Whether it's significant or not, YC's basic model of seed funding with ~$100k could be reproduced in Canada with $10MM or less. Unsure how this is a problem.
If Canada wanted to be serious about startups it could make trivial changes to enable it. However it's committed to becoming a dutch diseased resource colony with no value add and a macquiladora for US software companies. Relative to capital and assets, it's the least productive place on earth. The whole thing runs on riding the coattails of like 5 undergrad profs at waterloo, and a certain bank everyone knows launders cartel money and facilitates capital flight out of China.

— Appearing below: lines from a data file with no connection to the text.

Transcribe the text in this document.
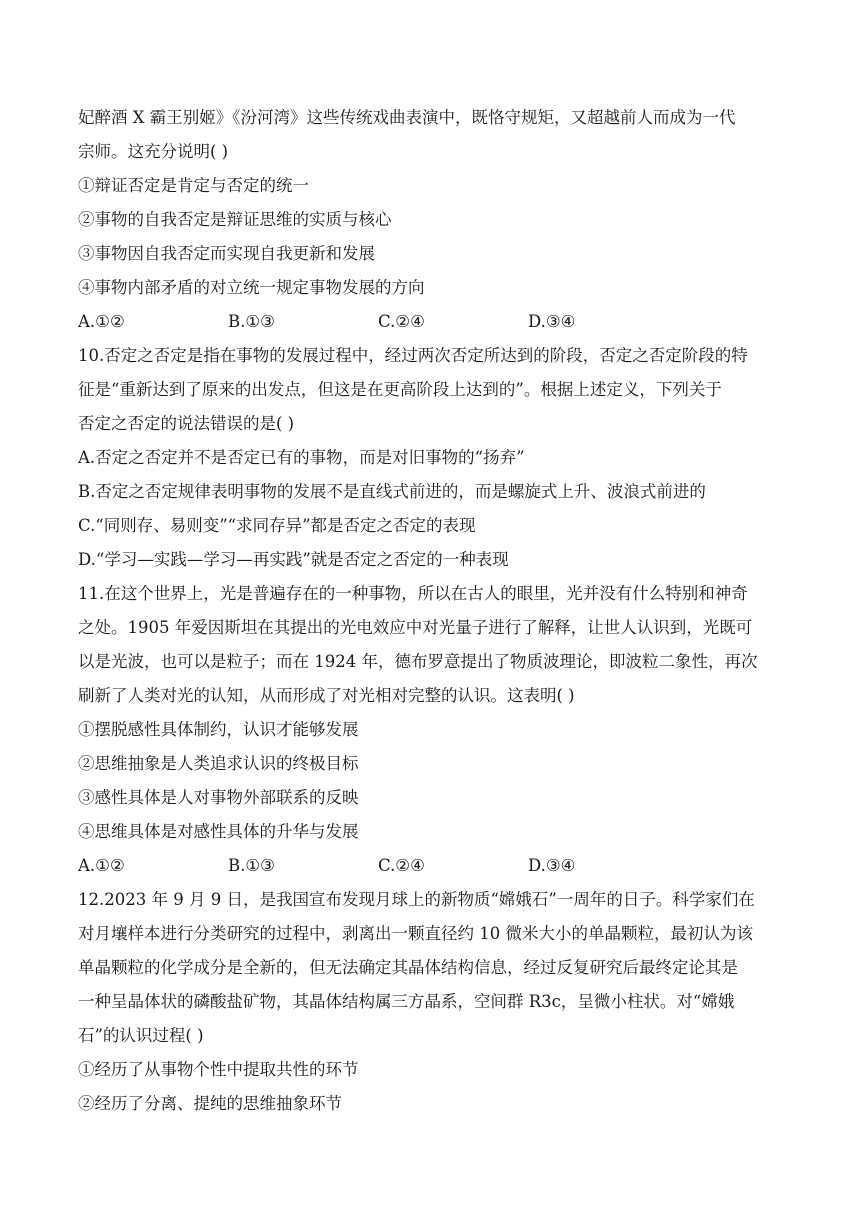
妃醉酒 X 霸王别姬》《汾河湾》这些传统戏曲表演中，既恪守规矩，又超越前人而成为一代
宗师。这充分说明( )
①辩证否定是肯定与否定的统一
②事物的自我否定是辩证思维的实质与核心
③事物因自我否定而实现自我更新和发展
④事物内部矛盾的对立统一规定事物发展的方向
A.①②	B.①③	C.②④	D.③④
10.否定之否定是指在事物的发展过程中，经过两次否定所达到的阶段，否定之否定阶段的特
征是“重新达到了原来的出发点，但这是在更高阶段上达到的”。根据上述定义，下列关于
否定之否定的说法错误的是( )
A.否定之否定并不是否定已有的事物，而是对旧事物的“扬弃”
B.否定之否定规律表明事物的发展不是直线式前进的，而是螺旋式上升、波浪式前进的
C.“同则存、易则变”“求同存异”都是否定之否定的表现
D.“学习—实践—学习—再实践”就是否定之否定的一种表现
11.在这个世界上，光是普遍存在的一种事物，所以在古人的眼里，光并没有什么特别和神奇
之处。1905 年爱因斯坦在其提出的光电效应中对光量子进行了解释，让世人认识到，光既可
以是光波，也可以是粒子；而在 1924 年，德布罗意提出了物质波理论，即波粒二象性，再次
刷新了人类对光的认知，从而形成了对光相对完整的认识。这表明( )
①摆脱感性具体制约，认识才能够发展
②思维抽象是人类追求认识的终极目标
③感性具体是人对事物外部联系的反映
④思维具体是对感性具体的升华与发展
A.①②	B.①③	C.②④	D.③④
12.2023 年 9 月 9 日，是我国宣布发现月球上的新物质“嫦娥石”一周年的日子。科学家们在
对月壤样本进行分类研究的过程中，剥离出一颗直径约 10 微米大小的单晶颗粒，最初认为该
单晶颗粒的化学成分是全新的，但无法确定其晶体结构信息，经过反复研究后最终定论其是
一种呈晶体状的磷酸盐矿物，其晶体结构属三方晶系，空间群 R3c，呈微小柱状。对“嫦娥
石”的认识过程( )
①经历了从事物个性中提取共性的环节
②经历了分离、提纯的思维抽象环节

Judging by its impact, YC is one of the greatest companies of all time. Canada isn't in that game imo.
Wonder if the founders not being US citizens or possibly even residents will hinder their ability to maintain their company. Or, whether this change increases the likelihood of being replaced when the startup shows some success.
Also, being foreign in the US is a concern at the moment. Hell, being native in the US is a concern at the moment...
This whole move is about corporate governance. The US makes it really easy to start or manage corporations and the courts are (mostly) streamlined and predictable, especially the chancery courts in Delaware. Cayman Islands adopted many of Delaware's legal approach to corporations in 2016 to make the island more business friendly rather than just a tax haven, and they've got a foot in the Latin American market. Singapore is the SEA equivalent of Delaware.
Nothing else much to it. In reality they're all going to have to register to do business in Canada/California/whatever and pay their taxes anyway. Structuring the parent in one of those jurisdictions just makes the legal wrangling about ownership and stock classes safer and more predictable to both investor and founder.